Zuckerberg does not have a monopoly on the metaverse
This cognitive structuring is a far cry from Mark Zuckerberg’s vision, where the audience, advertising, NFTs and video games take precedence. And for good reason. Before being a film by director Steven Spielberg, Ready Player One was an anticipation novel by Ernest Cline. A few months before publishing his book, the author wanted to compare his vision of the metaverse with that of the Californian start-up world. He went to meet Mark Zuckerberg on the one hand, and Palmer Luckey on the other, the young creator of the company Oculus, which had just brought virtual reality headset technology up to date with the computing power of the moment.
Ernest Cline adjusted the characteristics of the metaverse described in his novel after these two meetings. A few years later, Facebook bought the company Oculus for two billion dollars. The plan to create a playful and lucrative metaverse had already existed for a long time at the head of the American company. But the Oasis of the book and film Ready Player One is far from being within our reach. In addition to the sight and hearing covered by the headsets, this type of metaverse would need to speak to our other senses as well, especially with touch – not to mention the impression of movement, which remains a major technical obstacle. Should we choose to stay on our screens, as Phil Spencer points out?
The metaverse could help produce ten times less greenhouse gases in the years to come.

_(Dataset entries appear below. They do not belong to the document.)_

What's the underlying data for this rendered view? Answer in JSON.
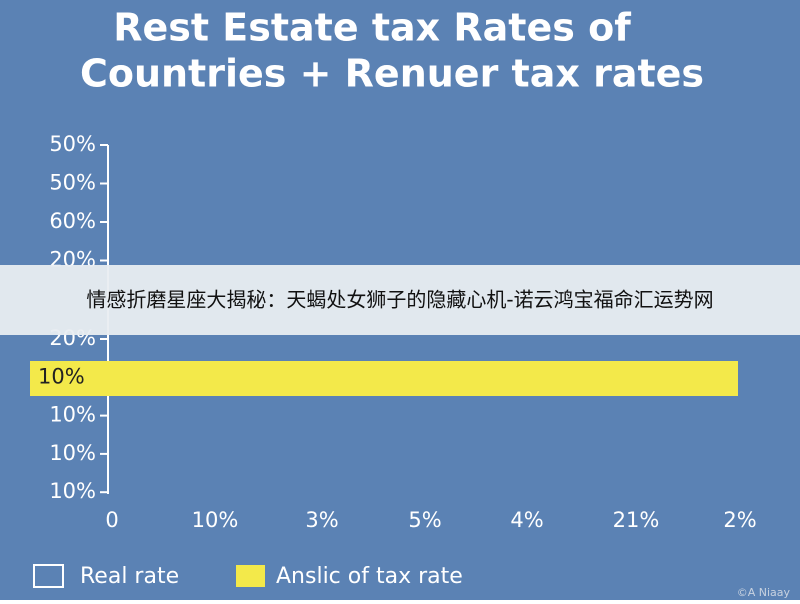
{
  "title_lines": [
    "Rest Estate tax Rates of",
    "Countries + Renuer tax rates"
  ],
  "y_axis_labels": [
    "50%",
    "50%",
    "60%",
    "20%",
    "20%",
    "10%",
    "10%",
    "10%",
    "10%"
  ],
  "x_axis_labels": [
    "0",
    "10%",
    "3%",
    "5%",
    "4%",
    "21%",
    "2%"
  ],
  "legend": [
    {
      "label": "Real rate",
      "color": "#5b82b4"
    },
    {
      "label": "Anslic of tax rate",
      "color": "#f3e94a"
    }
  ],
  "banner": "情感折磨星座大揭秘：天蝎处女狮子的隐藏心机-诺云鸿宝福命汇运势网",
  "watermark": "©A Niaay"
}
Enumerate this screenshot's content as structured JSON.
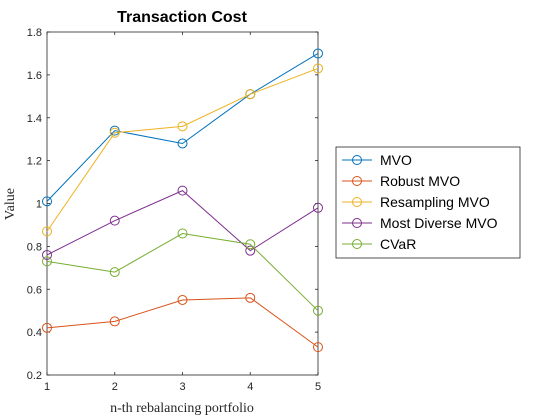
{
  "chart_data": {
    "type": "line",
    "title": "Transaction Cost",
    "xlabel": "n-th rebalancing portfolio",
    "ylabel": "Value",
    "x": [
      1,
      2,
      3,
      4,
      5
    ],
    "xlim": [
      1,
      5
    ],
    "ylim": [
      0.2,
      1.8
    ],
    "xticks": [
      "1",
      "2",
      "3",
      "4",
      "5"
    ],
    "yticks": [
      "0.2",
      "0.4",
      "0.6",
      "0.8",
      "1",
      "1.2",
      "1.4",
      "1.6",
      "1.8"
    ],
    "grid": false,
    "legend_position": "outside-right",
    "series": [
      {
        "name": "MVO",
        "color": "#0072BD",
        "values": [
          1.01,
          1.34,
          1.28,
          1.51,
          1.7
        ]
      },
      {
        "name": "Robust MVO",
        "color": "#D95319",
        "values": [
          0.42,
          0.45,
          0.55,
          0.56,
          0.33
        ]
      },
      {
        "name": "Resampling MVO",
        "color": "#EDB120",
        "values": [
          0.87,
          1.33,
          1.36,
          1.51,
          1.63
        ]
      },
      {
        "name": "Most Diverse MVO",
        "color": "#7E2F8E",
        "values": [
          0.76,
          0.92,
          1.06,
          0.78,
          0.98
        ]
      },
      {
        "name": "CVaR",
        "color": "#77AC30",
        "values": [
          0.73,
          0.68,
          0.86,
          0.81,
          0.5
        ]
      }
    ]
  }
}
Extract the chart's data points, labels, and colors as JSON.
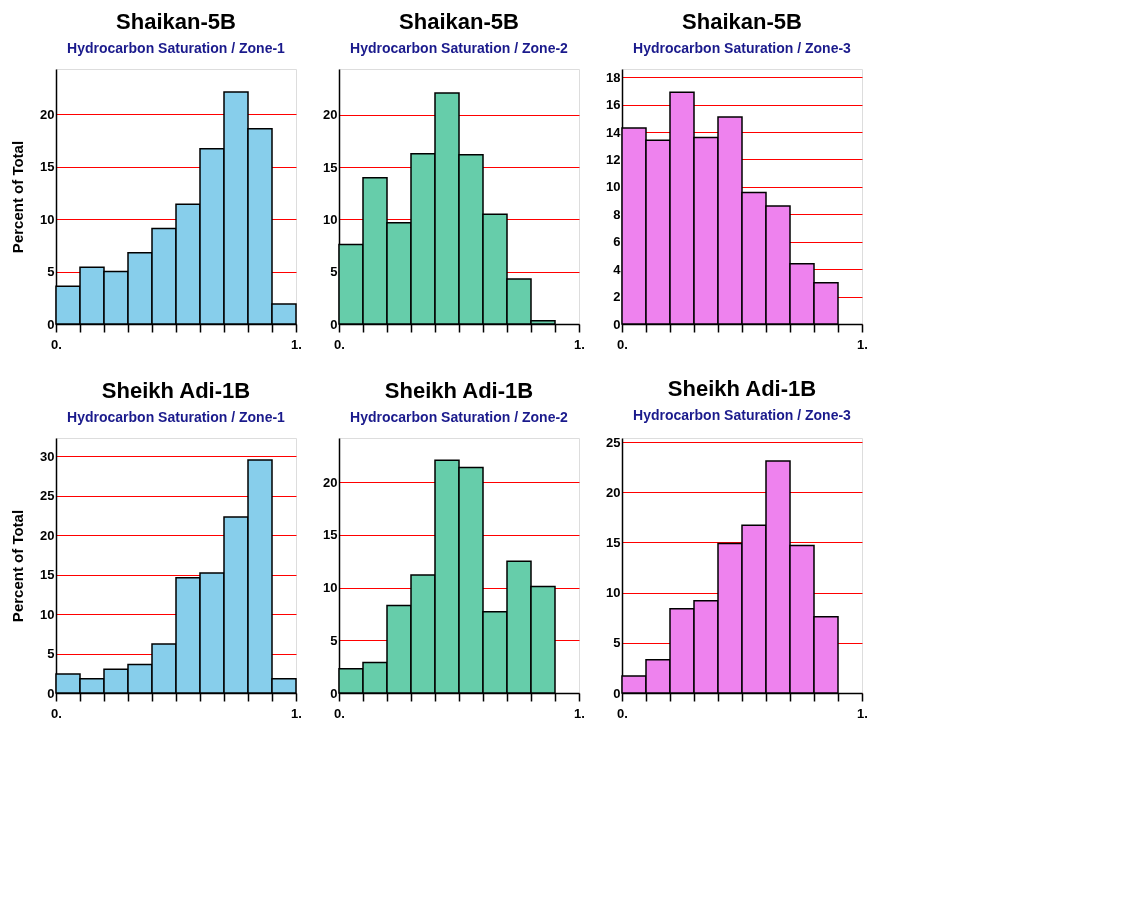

No, because another future is already here. Companies use metaverses on a daily basis, such as Manzalab’s Teemew solution or GatherTown’s, which allows virtual events to be animated on a customisable 2D map. This type of metaverse, which uses less energy, could help produce ten times less greenhouse gases in the years to come. Indeed, all the images needed to create the environments in this type of metaverse can be calculated locally, directly on the user’s machine. The only information that would pass through the network, the heart of the production of greenhouse gas emissions, would then be minimised. This would give this emerging metaverse other dreams than advertising or NFTs.